Insurers, including Horizon, sometimes require documentation of monitoring compliance as a condition of continued authorization. The FDA label for Forteo recommends baseline and periodic assessment of serum calcium and monitoring for hypercalcemia, particularly in patients with pre-existing conditions that predispose to elevated calcium [1]. The Endocrine Society's clinical practice guideline on osteoporosis also recommends repeat DXA at 1 to 2 years to assess treatment response [16].

Keeping these monitoring visits documented in the chart and submitting the results with any reauthorization request reduces the likelihood of a coverage gap between the initial 6-month or 12-month authorization and the full 24-month course.

Serum alkaline phosphatase and markers of bone turnover (P1NP, CTx) are not universally required by Horizon but can serve as supporting evidence of anabolic response if the reauthorization is disputed.
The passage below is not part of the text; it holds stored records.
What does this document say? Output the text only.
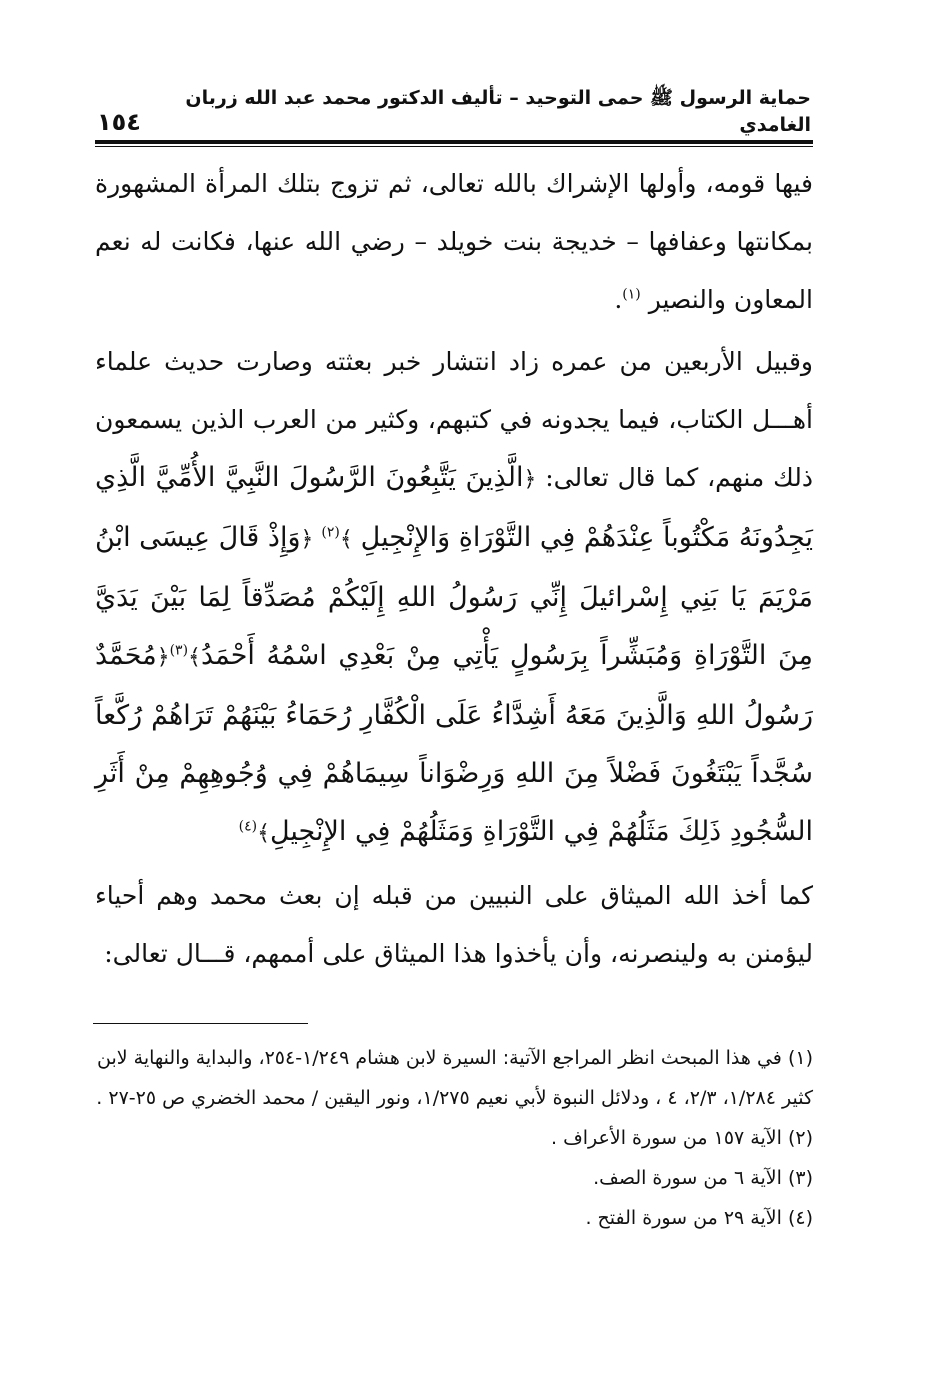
حماية الرسول ﷺ حمى التوحيد – تأليف الدكتور محمد عبد الله زربان الغامدي
١٥٤

فيها قومه، وأولها الإشراك بالله تعالى، ثم تزوج بتلك المرأة المشهورة بمكانتها وعفافها – خديجة بنت خويلد – رضي الله عنها، فكانت له نعم المعاون والنصير $^{(١)}$.

وقبيل الأربعين من عمره زاد انتشار خبر بعثته وصارت حديث علماء أهـــل الكتاب، فيما يجدونه في كتبهم، وكثير من العرب الذين يسمعون ذلك منهم، كما قال تعالى: ﴿الَّذِينَ يَتَّبِعُونَ الرَّسُولَ النَّبِيَّ الأُمِّيَّ الَّذِي يَجِدُونَهُ مَكْتُوباً عِنْدَهُمْ فِي التَّوْرَاةِ وَالإِنْجِيلِ ﴾$^{(٢)}$ ﴿وَإِذْ قَالَ عِيسَى ابْنُ مَرْيَمَ يَا بَنِي إِسْرائيلَ إِنِّي رَسُولُ اللهِ إِلَيْكُمْ مُصَدِّقاً لِمَا بَيْنَ يَدَيَّ مِنَ التَّوْرَاةِ وَمُبَشِّراً بِرَسُولٍ يَأْتِي مِنْ بَعْدِي اسْمُهُ أَحْمَدُ﴾$^{(٣)}$﴿مُحَمَّدٌ رَسُولُ اللهِ وَالَّذِينَ مَعَهُ أَشِدَّاءُ عَلَى الْكُفَّارِ رُحَمَاءُ بَيْنَهُمْ تَرَاهُمْ رُكَّعاً سُجَّداً يَبْتَغُونَ فَضْلاً مِنَ اللهِ وَرِضْوَاناً سِيمَاهُمْ فِي وُجُوهِهِمْ مِنْ أَثَرِ السُّجُودِ ذَلِكَ مَثَلُهُمْ فِي التَّوْرَاةِ وَمَثَلُهُمْ فِي الإِنْجِيلِ﴾$^{(٤)}$

كما أخذ الله الميثاق على النبيين من قبله إن بعث محمد وهم أحياء ليؤمنن به ولينصرنه، وأن يأخذوا هذا الميثاق على أممهم، قـــال تعالى:

(١) في هذا المبحث انظر المراجع الآتية: السيرة لابن هشام ١/٢٤٩-٢٥٤، والبداية والنهاية لابن كثير ١/٢٨٤، ٢/٣، ٤ ، ودلائل النبوة لأبي نعيم ١/٢٧٥، ونور اليقين / محمد الخضري ص ٢٥-٢٧ .

(٢) الآية ١٥٧ من سورة الأعراف .

(٣) الآية ٦ من سورة الصف.

(٤) الآية ٢٩ من سورة الفتح .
The FDA originally included a black box warning about osteosarcoma risk in rodents, though a 15-year postmarketing surveillance study (the CORE study) found no causal association with osteosarcoma in humans [17]. Horizon's PA criteria do not restrict use on the basis of this warning, but documenting that the prescriber has discussed it with the patient is standard practice and may be requested in the PA review.